How Do You Visualize 100 GB of Google Text Data?

An anonymous reader writes "There is an amazing series of charts that visualizes trigrams and bigrams, portions of sentences that have been extracted from Google's web data set. The graphs highlight word associations and the frequency with which we use them on web pages. Chris Harrison from Carnegie Mellon University found, for example, that the word 'he' is often tied to 'argues,' while 'she' is found often with 'loves.' There are also word-relation charts that highlight words used in combination with their opposites, such as good and bad, peace and war, and PC and Mac." There are a lot of these things, and they're really interesting to browse through.

3 of 117 comments (clear)

  1. This can be used to preload a "human-like" ai by presidenteloco · · Score: 4, Interesting

    With a semantic network which reflects how humans relate various concepts together, and what topics and relationships humans care about.

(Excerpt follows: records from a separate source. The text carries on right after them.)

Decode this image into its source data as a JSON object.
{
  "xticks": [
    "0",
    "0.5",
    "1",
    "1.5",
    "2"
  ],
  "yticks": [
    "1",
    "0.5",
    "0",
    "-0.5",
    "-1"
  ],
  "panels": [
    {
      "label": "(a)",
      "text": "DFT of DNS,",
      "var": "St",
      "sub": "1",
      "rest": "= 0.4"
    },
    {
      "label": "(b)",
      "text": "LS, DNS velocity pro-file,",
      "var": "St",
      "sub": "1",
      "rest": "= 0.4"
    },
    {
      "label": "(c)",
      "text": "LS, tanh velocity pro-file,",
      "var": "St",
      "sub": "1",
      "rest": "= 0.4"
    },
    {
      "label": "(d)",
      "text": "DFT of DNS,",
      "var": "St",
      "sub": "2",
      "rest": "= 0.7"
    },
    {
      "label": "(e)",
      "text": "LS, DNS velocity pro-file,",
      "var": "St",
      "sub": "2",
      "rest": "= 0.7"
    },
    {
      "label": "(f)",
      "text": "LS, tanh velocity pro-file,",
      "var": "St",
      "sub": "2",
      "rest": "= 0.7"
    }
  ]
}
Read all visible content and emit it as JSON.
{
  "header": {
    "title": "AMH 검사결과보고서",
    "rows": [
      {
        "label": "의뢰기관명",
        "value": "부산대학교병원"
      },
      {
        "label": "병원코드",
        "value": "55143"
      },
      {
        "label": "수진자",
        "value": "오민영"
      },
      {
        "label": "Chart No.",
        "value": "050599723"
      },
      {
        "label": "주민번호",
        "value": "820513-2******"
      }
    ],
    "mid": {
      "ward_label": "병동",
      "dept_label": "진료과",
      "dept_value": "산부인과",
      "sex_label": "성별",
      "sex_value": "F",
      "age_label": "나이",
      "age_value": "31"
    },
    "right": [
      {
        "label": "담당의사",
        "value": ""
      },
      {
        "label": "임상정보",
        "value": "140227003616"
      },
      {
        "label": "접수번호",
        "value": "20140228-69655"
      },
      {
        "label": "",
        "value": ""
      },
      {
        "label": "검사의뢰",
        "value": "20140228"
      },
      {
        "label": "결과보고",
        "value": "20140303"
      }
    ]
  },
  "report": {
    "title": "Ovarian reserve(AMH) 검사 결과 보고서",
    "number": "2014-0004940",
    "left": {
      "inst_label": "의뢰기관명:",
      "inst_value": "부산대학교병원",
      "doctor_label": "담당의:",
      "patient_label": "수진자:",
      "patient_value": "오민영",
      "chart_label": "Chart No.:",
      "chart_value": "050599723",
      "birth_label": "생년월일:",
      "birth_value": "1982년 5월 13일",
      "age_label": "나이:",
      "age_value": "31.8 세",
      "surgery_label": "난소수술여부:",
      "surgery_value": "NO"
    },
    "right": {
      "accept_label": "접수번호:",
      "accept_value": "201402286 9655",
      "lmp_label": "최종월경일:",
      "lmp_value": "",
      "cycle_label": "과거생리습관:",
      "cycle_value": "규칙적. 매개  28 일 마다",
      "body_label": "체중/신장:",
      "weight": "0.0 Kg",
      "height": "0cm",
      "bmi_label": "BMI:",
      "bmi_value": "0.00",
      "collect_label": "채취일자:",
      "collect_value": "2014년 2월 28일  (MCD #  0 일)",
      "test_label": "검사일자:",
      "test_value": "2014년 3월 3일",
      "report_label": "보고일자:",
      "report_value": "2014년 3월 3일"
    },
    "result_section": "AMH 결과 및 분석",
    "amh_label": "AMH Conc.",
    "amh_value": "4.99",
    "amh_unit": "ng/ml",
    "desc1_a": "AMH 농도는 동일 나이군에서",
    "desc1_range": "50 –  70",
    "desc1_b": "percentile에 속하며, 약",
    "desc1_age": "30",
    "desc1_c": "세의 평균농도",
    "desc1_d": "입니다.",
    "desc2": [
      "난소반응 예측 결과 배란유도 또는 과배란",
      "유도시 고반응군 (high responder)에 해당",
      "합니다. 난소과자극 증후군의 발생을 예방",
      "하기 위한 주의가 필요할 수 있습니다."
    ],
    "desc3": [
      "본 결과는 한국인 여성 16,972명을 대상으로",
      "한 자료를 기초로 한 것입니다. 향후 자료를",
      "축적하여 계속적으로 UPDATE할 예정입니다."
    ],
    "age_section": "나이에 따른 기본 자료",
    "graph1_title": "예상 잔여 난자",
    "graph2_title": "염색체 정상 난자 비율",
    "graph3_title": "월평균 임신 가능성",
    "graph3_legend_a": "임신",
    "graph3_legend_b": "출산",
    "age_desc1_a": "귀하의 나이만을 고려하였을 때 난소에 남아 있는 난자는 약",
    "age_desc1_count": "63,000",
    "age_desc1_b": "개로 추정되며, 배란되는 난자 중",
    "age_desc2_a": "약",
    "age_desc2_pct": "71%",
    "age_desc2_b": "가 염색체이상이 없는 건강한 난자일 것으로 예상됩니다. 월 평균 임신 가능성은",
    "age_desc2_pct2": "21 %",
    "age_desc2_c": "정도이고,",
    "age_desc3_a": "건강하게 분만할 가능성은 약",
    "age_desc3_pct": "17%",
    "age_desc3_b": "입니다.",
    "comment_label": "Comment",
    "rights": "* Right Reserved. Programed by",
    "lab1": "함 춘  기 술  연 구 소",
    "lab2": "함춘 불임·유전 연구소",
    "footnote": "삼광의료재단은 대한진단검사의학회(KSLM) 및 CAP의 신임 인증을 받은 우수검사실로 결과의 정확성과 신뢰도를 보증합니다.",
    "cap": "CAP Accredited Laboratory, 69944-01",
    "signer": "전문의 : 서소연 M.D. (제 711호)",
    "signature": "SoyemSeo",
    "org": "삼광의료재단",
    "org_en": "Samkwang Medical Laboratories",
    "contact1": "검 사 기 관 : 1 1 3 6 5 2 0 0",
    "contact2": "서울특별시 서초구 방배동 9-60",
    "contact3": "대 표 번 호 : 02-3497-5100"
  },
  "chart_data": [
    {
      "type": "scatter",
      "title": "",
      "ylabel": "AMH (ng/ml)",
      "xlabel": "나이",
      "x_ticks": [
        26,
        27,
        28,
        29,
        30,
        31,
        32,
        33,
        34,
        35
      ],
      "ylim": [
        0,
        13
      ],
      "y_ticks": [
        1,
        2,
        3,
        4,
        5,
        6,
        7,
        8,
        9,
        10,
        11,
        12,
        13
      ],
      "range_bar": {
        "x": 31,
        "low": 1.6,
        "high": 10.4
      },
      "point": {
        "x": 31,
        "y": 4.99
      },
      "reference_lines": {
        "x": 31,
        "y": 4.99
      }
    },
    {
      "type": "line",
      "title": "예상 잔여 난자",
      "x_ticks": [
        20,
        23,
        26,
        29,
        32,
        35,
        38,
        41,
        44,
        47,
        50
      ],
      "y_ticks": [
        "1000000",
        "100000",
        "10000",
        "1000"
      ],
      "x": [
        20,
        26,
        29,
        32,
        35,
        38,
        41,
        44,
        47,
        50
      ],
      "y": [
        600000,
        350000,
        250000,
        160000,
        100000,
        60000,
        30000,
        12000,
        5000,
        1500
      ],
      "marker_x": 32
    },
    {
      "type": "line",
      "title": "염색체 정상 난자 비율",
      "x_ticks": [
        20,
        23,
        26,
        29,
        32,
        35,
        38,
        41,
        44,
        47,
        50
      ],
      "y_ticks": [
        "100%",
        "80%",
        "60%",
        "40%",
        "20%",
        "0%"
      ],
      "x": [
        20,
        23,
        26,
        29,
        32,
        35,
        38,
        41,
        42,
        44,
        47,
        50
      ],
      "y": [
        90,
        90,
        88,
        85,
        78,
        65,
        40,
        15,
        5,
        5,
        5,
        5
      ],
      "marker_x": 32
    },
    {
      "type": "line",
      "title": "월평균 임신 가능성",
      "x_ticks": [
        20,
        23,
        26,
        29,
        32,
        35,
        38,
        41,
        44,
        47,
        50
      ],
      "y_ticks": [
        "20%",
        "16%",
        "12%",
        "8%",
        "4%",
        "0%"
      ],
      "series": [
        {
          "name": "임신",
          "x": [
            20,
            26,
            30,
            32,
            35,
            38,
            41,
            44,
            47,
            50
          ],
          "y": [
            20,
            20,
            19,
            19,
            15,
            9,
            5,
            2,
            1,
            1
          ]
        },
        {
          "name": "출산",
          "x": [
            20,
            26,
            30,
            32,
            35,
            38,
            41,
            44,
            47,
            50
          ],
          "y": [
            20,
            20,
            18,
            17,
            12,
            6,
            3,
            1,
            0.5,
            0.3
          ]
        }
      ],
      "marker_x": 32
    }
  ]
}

    Yes it will be biased and partial and rough, but it's a good start.

    More formal reasoning and association techniques, such as bayesian stuff, logic, etc will be also be needed for general AI, but for the
    knowledge base to be grounded in human concerns and human perceptions; that's a key to an ai we can relate to and which can
    relate to us.

    I imagine this kind of semantic network will be usable for google 2.0 "pre-emptive search" or "my virtual social planner and concierge".

    --

    Where are we going and why are we in a handbasket?
  2. Kudos to Chris Harrison, though by Kupfernigk · · Score: 3, Insightful
    He does these really interesting data visualisations and publishes them for free - and what do people do?

    "Was this "anonymous reader" the guy who owns the blog?"

    "his files are hosted in *.pdf files. tried looking at them in a windows 7 and an ubuntu machine, both have the text with unreadable lines through them. why would you host graphics as pdf?" - mine don't.

    I am slowly recovering from flu. What's the justification for all you miserable bastards out there? This is genuinely interesting stuff presented in an accessible way, and is the sort of thing /. should be about (checks karma and mod points - yup, probably allowed to say that.)

    --
    From scarped cliff or quarried stone she cries "A thousand types are gone, I care for nothing, no not one."
    1. Re:Kudos to Chris Harrison, though by FrankDrebin · · Score: 3, Funny

      'he' is often tied to 'argues,'

      I don't agree.

      --
      Anybody want a peanut?